Professional golfer Bob Toski, widely regarded as one of the best teachers of the game, has withdrawn from the PGA Senior Tour after admitting that he may have violated the rules of golf.

In a prepared statement released by the PGA, Toski said: "In the late fall of 1985, one of my fellow players brought to my attention that I may have been violating the rules of golf by mismarking my ball.

"It is possible that, inadvertently, I did not observe proper marking procedures and thereby may have been violating the rules of the game that I care very much about.

"For that reason I . . . do not plan to compete again on the Senior Tour until an appropriate date."

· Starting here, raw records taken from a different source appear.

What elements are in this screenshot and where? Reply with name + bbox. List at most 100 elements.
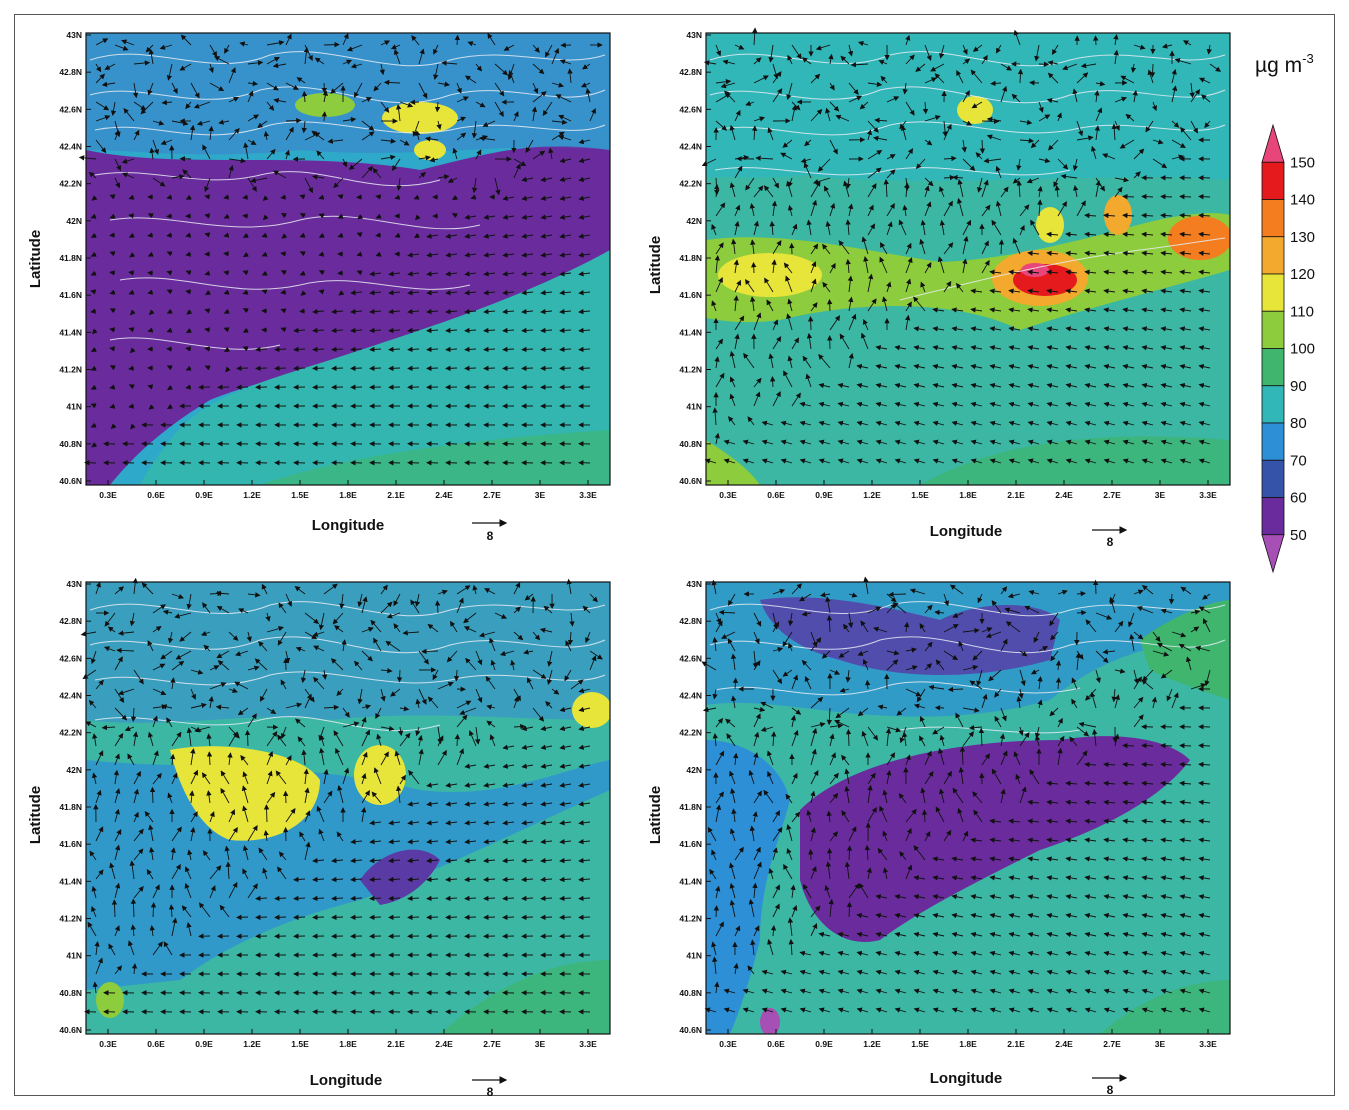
- wind-vector: [299, 194, 306, 200]
- wind-vector: [350, 290, 363, 296]
- wind-vector: [122, 172, 135, 179]
- wind-vector: [282, 790, 289, 804]
- wind-vector: [589, 107, 596, 122]
- wind-vector: [970, 69, 983, 84]
- wind-vector: [152, 177, 166, 187]
- wind-vector: [578, 176, 591, 183]
- y-tick-label: 43N: [686, 579, 702, 589]
- x-axis-label: Longitude: [312, 517, 384, 534]
- wind-vector: [396, 669, 403, 683]
- wind-vector: [521, 365, 534, 371]
- x-tick-label: 1.8E: [959, 1039, 977, 1049]
- wind-vector: [791, 44, 802, 60]
- y-tick-label: 40.6N: [679, 1025, 702, 1035]
- wind-vector: [413, 232, 420, 238]
- wind-vector: [90, 270, 97, 276]
- wind-vector: [303, 47, 310, 65]
- x-tick-label: 2.1E: [387, 490, 405, 500]
- wind-vector: [521, 195, 534, 201]
- wind-vector: [578, 138, 591, 145]
- wind-vector: [456, 82, 462, 94]
- wind-vector: [456, 96, 469, 103]
- wind-vector: [399, 139, 410, 146]
- wind-vector: [281, 233, 288, 239]
- y-tick-label: 41.8N: [59, 802, 82, 812]
- wind-vector: [152, 120, 165, 126]
- wind-vector: [525, 139, 534, 153]
- wind-vector: [331, 365, 344, 371]
- wind-vector: [331, 346, 344, 353]
- wind-vector: [185, 365, 192, 371]
- wind-vector: [445, 327, 458, 334]
- hotspot: [1104, 195, 1132, 235]
- wind-vector: [369, 914, 382, 920]
- x-tick-label: 0.6E: [147, 490, 165, 500]
- wind-vector: [91, 195, 98, 201]
- wind-vector: [193, 101, 211, 109]
- y-tick-label: 41N: [66, 402, 82, 412]
- wind-vector: [114, 158, 121, 172]
- wind-vector: [166, 289, 173, 295]
- wind-vector: [559, 157, 572, 164]
- wind-vector: [1141, 193, 1154, 200]
- wind-vector: [109, 403, 116, 409]
- wind-vector: [375, 213, 382, 219]
- wind-vector: [128, 270, 135, 276]
- x-tick-label: 3E: [535, 1039, 546, 1049]
- wind-vector: [318, 232, 325, 238]
- wind-vector: [483, 308, 496, 315]
- wind-vector: [394, 194, 401, 200]
- x-tick-label: 2.1E: [1007, 1039, 1025, 1049]
- wind-vector: [166, 213, 173, 219]
- wind-vector: [361, 97, 372, 103]
- wind-vector: [578, 327, 591, 334]
- y-tick-label: 42.6N: [679, 104, 702, 114]
- y-axis-label: Latitude: [27, 786, 44, 844]
- wind-vector: [350, 327, 363, 334]
- hotspot: [382, 102, 458, 134]
- wind-vector: [540, 346, 553, 353]
- panel-top-left: 0.3E 0.6E 0.9E 1.2E 1.5E 1.8E 2.1E 2.4E 2.7E 3E 3.…: [27, 30, 611, 543]
- y-tick-label: 41.2N: [59, 365, 82, 375]
- y-tick-label: 43N: [66, 30, 82, 40]
- wind-vector: [109, 213, 116, 219]
- wind-vector: [715, 79, 732, 85]
- wind-vector: [494, 82, 505, 97]
- wind-vector: [204, 308, 211, 314]
- wind-vector: [196, 120, 211, 126]
- wind-vector: [274, 365, 287, 371]
- wind-vector: [95, 73, 106, 84]
- wind-vector: [247, 177, 257, 192]
- wind-vector: [369, 327, 382, 334]
- x-tick-label: 1.5E: [911, 1039, 929, 1049]
- wind-vector: [350, 365, 363, 371]
- wind-vector: [350, 914, 363, 920]
- wind-vector: [1092, 579, 1099, 595]
- wind-vector: [445, 365, 458, 371]
- wind-vector: [388, 327, 401, 334]
- wind-vector: [399, 101, 414, 108]
- wind-vector: [323, 41, 340, 48]
- x-tick-label: 3.3E: [579, 490, 597, 500]
- x-tick-label: 3E: [1155, 1039, 1166, 1049]
- wind-vector: [110, 423, 117, 430]
- colorbar-segment: [1261, 534, 1285, 574]
- wind-vector: [418, 155, 431, 161]
- wind-vector: [521, 233, 534, 239]
- wind-vector: [166, 63, 173, 81]
- wind-vector: [204, 213, 211, 219]
- wind-vector: [981, 54, 988, 65]
- wind-vector: [390, 44, 401, 50]
- y-tick-label: 42.8N: [59, 616, 82, 626]
- wind-vector: [433, 44, 439, 55]
- wind-vector: [578, 157, 591, 164]
- x-tick-label: 0.9E: [195, 1039, 213, 1049]
- wind-vector: [464, 290, 477, 296]
- wind-vector: [223, 213, 230, 219]
- colorbar-segment: [1261, 236, 1285, 275]
- wind-vector: [447, 177, 458, 183]
- sea-high-region: [920, 436, 1230, 485]
- wind-vector: [521, 214, 534, 220]
- wind-vector: [388, 365, 401, 371]
- colorbar-label: 130: [1290, 229, 1315, 246]
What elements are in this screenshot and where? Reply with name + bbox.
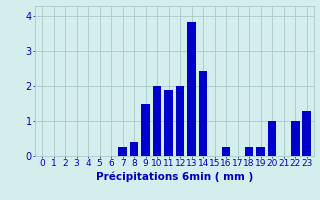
Bar <box>153 86 162 156</box>
Bar <box>187 22 196 156</box>
Bar <box>141 104 150 156</box>
Bar <box>130 142 139 156</box>
Bar <box>176 86 184 156</box>
Bar <box>222 147 230 156</box>
Bar <box>199 71 207 156</box>
Bar <box>291 121 300 156</box>
Bar <box>268 121 276 156</box>
Bar <box>118 147 127 156</box>
Bar <box>245 147 253 156</box>
Bar <box>164 90 173 156</box>
X-axis label: Précipitations 6min ( mm ): Précipitations 6min ( mm ) <box>96 171 253 182</box>
Bar <box>302 111 311 156</box>
Bar <box>256 147 265 156</box>
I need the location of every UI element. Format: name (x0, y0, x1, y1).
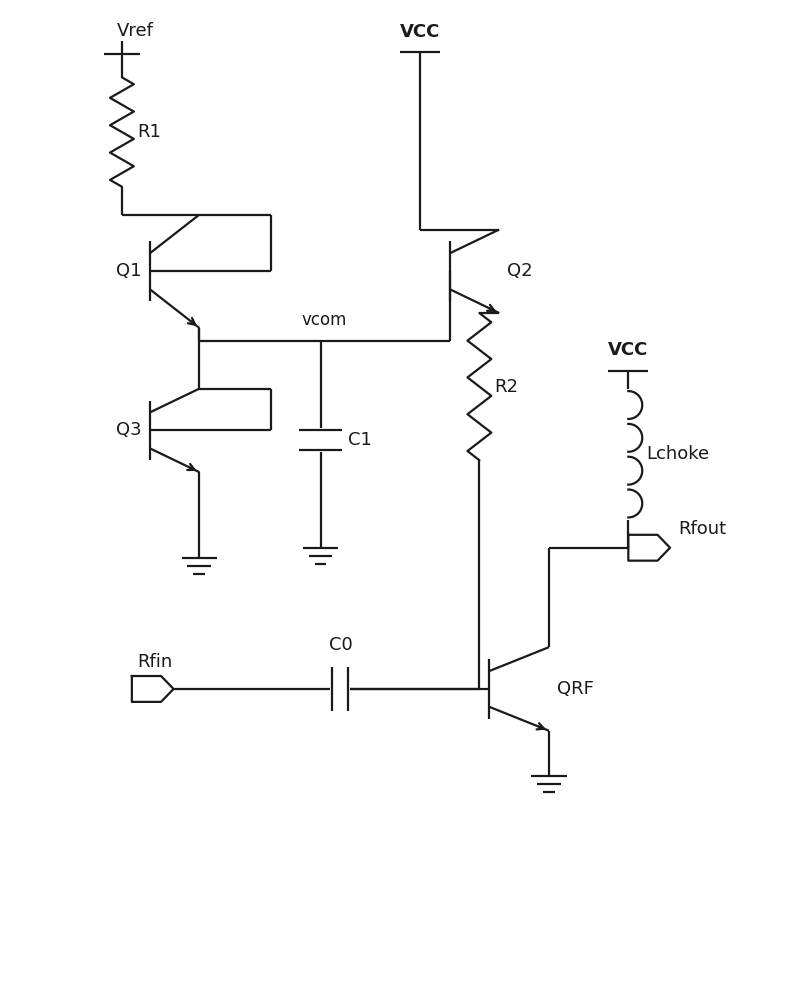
Text: R2: R2 (494, 378, 519, 396)
Text: Lchoke: Lchoke (646, 445, 709, 463)
Text: QRF: QRF (557, 680, 593, 698)
Text: Rfin: Rfin (137, 653, 172, 671)
Text: C0: C0 (329, 636, 352, 654)
Text: VCC: VCC (608, 341, 649, 359)
Text: VCC: VCC (400, 23, 440, 41)
Text: Q3: Q3 (116, 421, 142, 439)
Text: vcom: vcom (302, 311, 348, 329)
Text: Vref: Vref (117, 22, 154, 40)
Text: C1: C1 (348, 431, 372, 449)
Text: Rfout: Rfout (678, 520, 726, 538)
Text: Q1: Q1 (117, 262, 142, 280)
Text: Q2: Q2 (507, 262, 533, 280)
Text: R1: R1 (137, 123, 161, 141)
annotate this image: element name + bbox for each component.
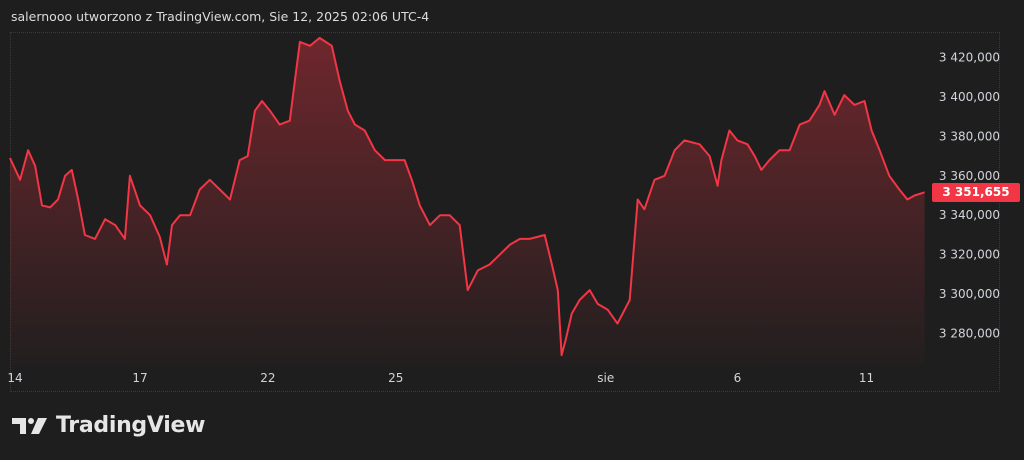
x-tick-label: 14	[7, 371, 22, 385]
x-tick-label: 6	[734, 371, 742, 385]
price-area-fill	[10, 37, 925, 366]
x-tick-label: sie	[597, 371, 614, 385]
x-tick-label: 11	[859, 371, 874, 385]
tradingview-logo[interactable]: TradingView	[12, 413, 205, 438]
y-tick-label: 3 420,000	[939, 51, 1000, 65]
y-tick-label: 3 280,000	[939, 326, 1000, 340]
brand-name: TradingView	[56, 413, 206, 438]
x-tick-label: 17	[132, 371, 147, 385]
chart-attribution: salernooo utworzono z TradingView.com, S…	[11, 9, 430, 24]
x-tick-label: 22	[260, 371, 275, 385]
y-tick-label: 3 380,000	[939, 129, 1000, 143]
x-tick-label: 25	[388, 371, 403, 385]
last-price-label: 3 351,655	[932, 182, 1020, 202]
tradingview-logo-icon	[12, 417, 47, 434]
y-tick-label: 3 320,000	[939, 248, 1000, 262]
y-tick-label: 3 340,000	[939, 208, 1000, 222]
y-tick-label: 3 360,000	[939, 169, 1000, 183]
y-tick-label: 3 300,000	[939, 287, 1000, 301]
y-tick-label: 3 400,000	[939, 90, 1000, 104]
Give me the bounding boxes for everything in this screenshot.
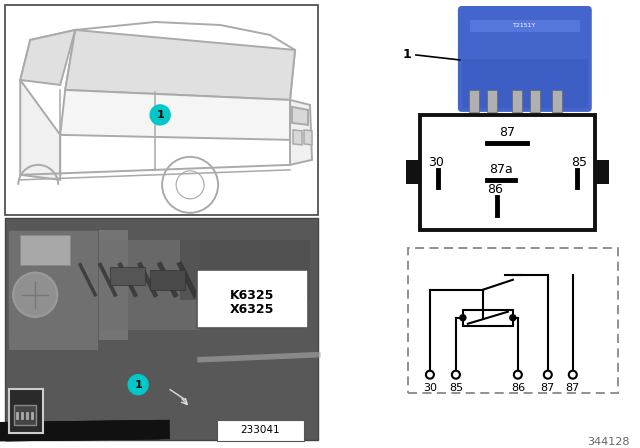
Text: 85: 85 <box>449 383 463 392</box>
Text: 344128: 344128 <box>588 437 630 447</box>
Text: 87a: 87a <box>489 164 513 177</box>
Text: K6325: K6325 <box>230 289 275 302</box>
FancyBboxPatch shape <box>463 310 513 326</box>
Polygon shape <box>65 30 295 100</box>
FancyBboxPatch shape <box>487 90 497 112</box>
FancyBboxPatch shape <box>8 230 98 350</box>
Text: 85: 85 <box>571 156 587 169</box>
Text: T2151Y: T2151Y <box>513 23 536 29</box>
FancyBboxPatch shape <box>458 6 592 112</box>
FancyBboxPatch shape <box>5 5 318 215</box>
FancyBboxPatch shape <box>20 235 70 265</box>
FancyBboxPatch shape <box>217 420 304 441</box>
Text: 233041: 233041 <box>240 425 280 435</box>
FancyBboxPatch shape <box>462 59 588 108</box>
FancyBboxPatch shape <box>110 267 145 285</box>
Circle shape <box>460 315 466 321</box>
FancyBboxPatch shape <box>406 160 420 184</box>
Text: 1: 1 <box>156 110 164 120</box>
FancyBboxPatch shape <box>197 270 308 328</box>
Text: 86: 86 <box>487 183 503 196</box>
Text: 1: 1 <box>134 379 142 390</box>
Circle shape <box>426 370 434 379</box>
Polygon shape <box>293 130 302 145</box>
FancyBboxPatch shape <box>470 20 580 32</box>
FancyBboxPatch shape <box>5 218 318 439</box>
FancyBboxPatch shape <box>14 405 36 425</box>
FancyBboxPatch shape <box>552 90 562 112</box>
Circle shape <box>452 370 460 379</box>
Polygon shape <box>20 30 76 85</box>
Polygon shape <box>304 130 312 145</box>
Circle shape <box>13 273 57 317</box>
Text: 30: 30 <box>423 383 437 392</box>
FancyBboxPatch shape <box>8 230 128 340</box>
Circle shape <box>510 315 516 321</box>
Circle shape <box>569 370 577 379</box>
FancyBboxPatch shape <box>469 90 479 112</box>
Text: 1: 1 <box>402 48 411 61</box>
Circle shape <box>128 375 148 395</box>
FancyBboxPatch shape <box>512 90 522 112</box>
FancyBboxPatch shape <box>420 115 595 230</box>
Polygon shape <box>290 100 312 165</box>
FancyBboxPatch shape <box>9 389 44 433</box>
Polygon shape <box>292 107 308 125</box>
Circle shape <box>544 370 552 379</box>
Polygon shape <box>20 80 60 180</box>
Circle shape <box>150 105 170 125</box>
Circle shape <box>514 370 522 379</box>
Text: 87: 87 <box>566 383 580 392</box>
Text: X6325: X6325 <box>230 303 275 316</box>
FancyBboxPatch shape <box>15 235 85 285</box>
Text: 86: 86 <box>511 383 525 392</box>
Text: 87: 87 <box>541 383 555 392</box>
FancyBboxPatch shape <box>408 248 618 392</box>
FancyBboxPatch shape <box>100 240 200 330</box>
FancyBboxPatch shape <box>530 90 540 112</box>
FancyBboxPatch shape <box>595 160 609 184</box>
Text: 87: 87 <box>499 126 515 139</box>
Text: 30: 30 <box>428 156 444 169</box>
FancyBboxPatch shape <box>150 270 185 290</box>
Polygon shape <box>60 90 290 140</box>
FancyBboxPatch shape <box>180 240 310 300</box>
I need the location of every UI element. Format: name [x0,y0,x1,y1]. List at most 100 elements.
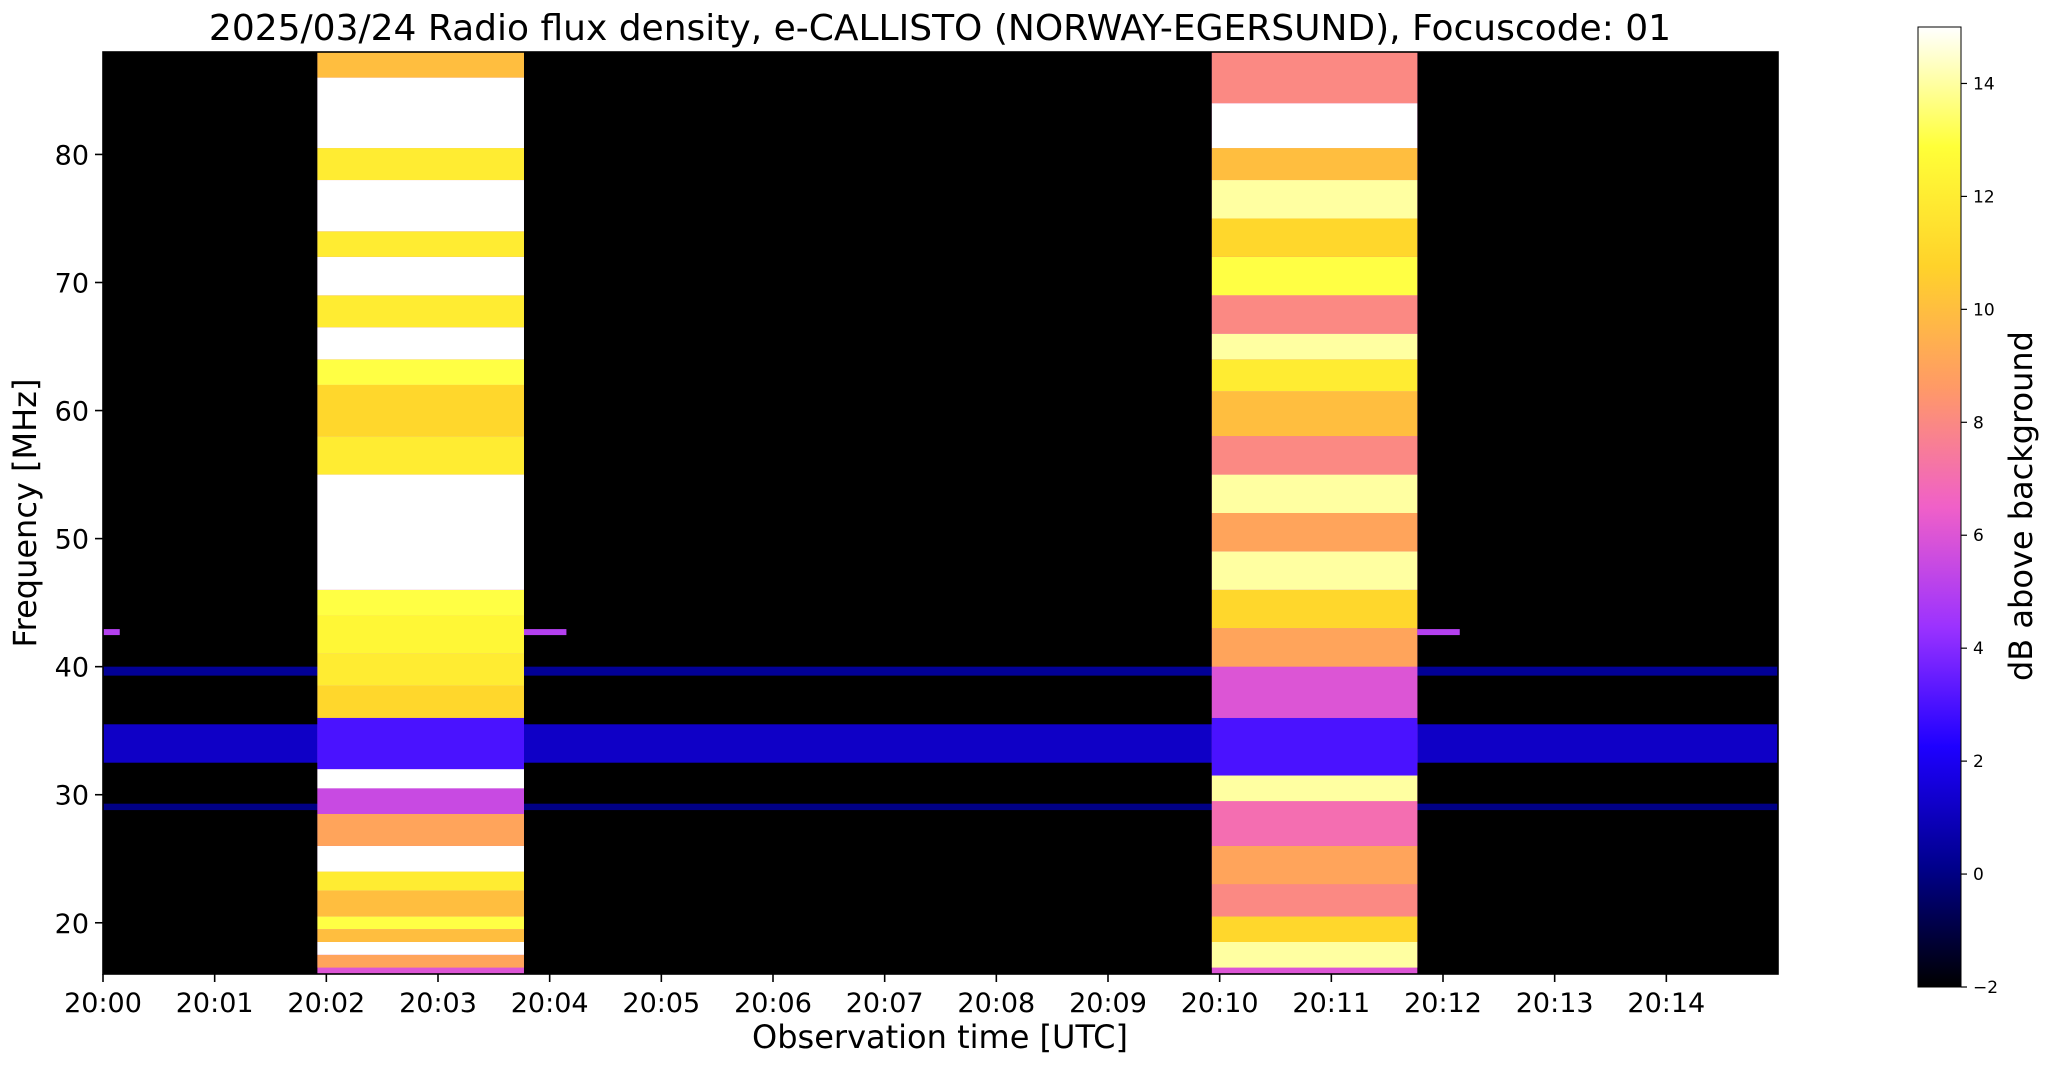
burst-band [317,813,524,846]
burst-band [317,436,524,475]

Attempts Tuesday evening to reach Toski at his home in Boca Raton, Fla., were unsuccessful.

Toski, 59, was born in Haydenville, Mass., on Sept. 18, 1926. He turned pro in 1945 and joined the PGA Tour in 1948. He became a member of the Seniors Tour in 1981.

Competing in 13 seniors events in 1985, he won $49,427. His career earnings on both the Seniors and the PGA tours amount to $219,830.

Two national golf magazines, Golf Magazine and Golf Digest, had been investigating the alleged rule violations, which reportedly involved Toski moving his ball sideways on the green to avoid having to putt over spike marks left by fellow players.

The PGA, which released the prepared statement on Dec. 31 in response to queries from the two magazines, declined to provide further information Tuesday.

"Bob Toski's statement speaks for itself," Commissioner Deane Beman said on Dec. 31. "I am satisfied with his explanation and the action he has taken."